Drug addiction is, unfortunately, an issue that affects countless individuals across the world. Absolutely anyone can be affected by addiction at any point in their life if they abuse chemical substances such as drugs or alcohol. A drug addiction affects not only the life of the abuser but also the lives of their loved ones too, who are often left to pick up the pieces.
Contrary to popular belief, just because someone is addicted to drugs does not make them a bad person. No one would willingly choose to have an addiction; it is a genuine illness that can utterly consume the life of the addict without this person even realising.
Hester Brodie is a former drug addict who is still haunted by her years of drug abuse. She was addicted to heroin, crack cocaine and alcohol for six years, but has been sober since 2001. Hester has been dubbed ‘incredibly brave’ by many locals after they had seen the collection of photographs she had taken during her addiction. She uses these to tell her story and warn others of the dangers of drug abuse. This year, Hester bravely decided to put the photographs on display in the corridor of her flat for others to see. Ironically enough, the apartment she lives in was built on the same site of an old warehouse where she used to go to take drugs.

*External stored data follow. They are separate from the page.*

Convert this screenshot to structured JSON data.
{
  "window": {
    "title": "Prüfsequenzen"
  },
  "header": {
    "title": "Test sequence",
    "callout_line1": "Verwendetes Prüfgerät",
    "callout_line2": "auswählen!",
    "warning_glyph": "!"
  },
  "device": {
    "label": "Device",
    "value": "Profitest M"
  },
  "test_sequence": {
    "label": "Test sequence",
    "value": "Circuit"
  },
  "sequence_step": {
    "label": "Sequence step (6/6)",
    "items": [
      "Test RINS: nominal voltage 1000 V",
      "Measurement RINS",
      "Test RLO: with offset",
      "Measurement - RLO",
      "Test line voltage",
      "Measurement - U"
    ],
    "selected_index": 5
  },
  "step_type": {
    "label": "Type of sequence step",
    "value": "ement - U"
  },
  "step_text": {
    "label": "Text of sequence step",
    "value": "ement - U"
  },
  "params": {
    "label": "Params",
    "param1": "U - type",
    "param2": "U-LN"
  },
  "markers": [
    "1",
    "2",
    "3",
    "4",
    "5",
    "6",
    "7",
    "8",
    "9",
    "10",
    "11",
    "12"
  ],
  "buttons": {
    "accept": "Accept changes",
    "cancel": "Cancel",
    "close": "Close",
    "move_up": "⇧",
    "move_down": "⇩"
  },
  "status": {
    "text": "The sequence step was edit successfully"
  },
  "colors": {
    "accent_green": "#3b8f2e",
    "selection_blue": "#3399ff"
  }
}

She said, “The photos are a documentation of all the people I’ve met along the way of this struggle to sit still and be with my own feelings. For a long time, I was trying to run away from myself. I moved because I knew Bristol was a really good area for free parties. It was called smack city, and I think I knew that. I wanted oblivion. I was never scared of heroin. I just went for it; I absolutely went for it.
Hester began abusing heroin at the age of eighteen after years of being sexually abused by a neighbour. This traumatic experience pushed her towards drugs as she felt there was no other way to cope. She started taking heroin just before moving to Bristol to do an art degree. Hester acknowledged that she did try to overcome her drug addiction many times. However, she could not find the strength to do it and always ended back on the drugs.
Hester was surrounded by drugs as both her sister and partner abused heroin as well. As was to be expected, the years of constant drug abuse began to take its toll and at the age of just twenty-three, Hester sought out the help of a social worker who managed to secure her a place in a rehabilitation centre. “Heroin wasn’t working anymore. I had no veins left. There was nowhere else to go; nothing was working – including the drugs. Bizarrely I never thought I was bad enough. I always thought famous or rich people went to rehab. It was a case of really low self-esteem. I think addicts, in general, have problems taking support,” she said, thinking back to the time when she was not willing to accept any help.
Once Hester had finally managed to overcome her drug addiction, she moved to London to take up photography. She wanted to try and forget her troubled past; however, once she was given student accommodation and realised that this was extremely close to where she had used heroin before, she began to crumble.
“I felt wherever I was going, I couldn’t escape it,” she explained. She tried to find happiness by starting relationships, but these often resulted in her feeling lonelier. “A lot of it was getting involved in dalliances with men who damaged me, which I thought would take away the loneliness but only made it worse. Sometimes I would totally overreach.”
She continued, “Everyone has their histories or problems, which is something that took me years to realise as I think addicts have a tendency to think they are the only ones with problems. Of course, nowadays I know that is far from the truth.”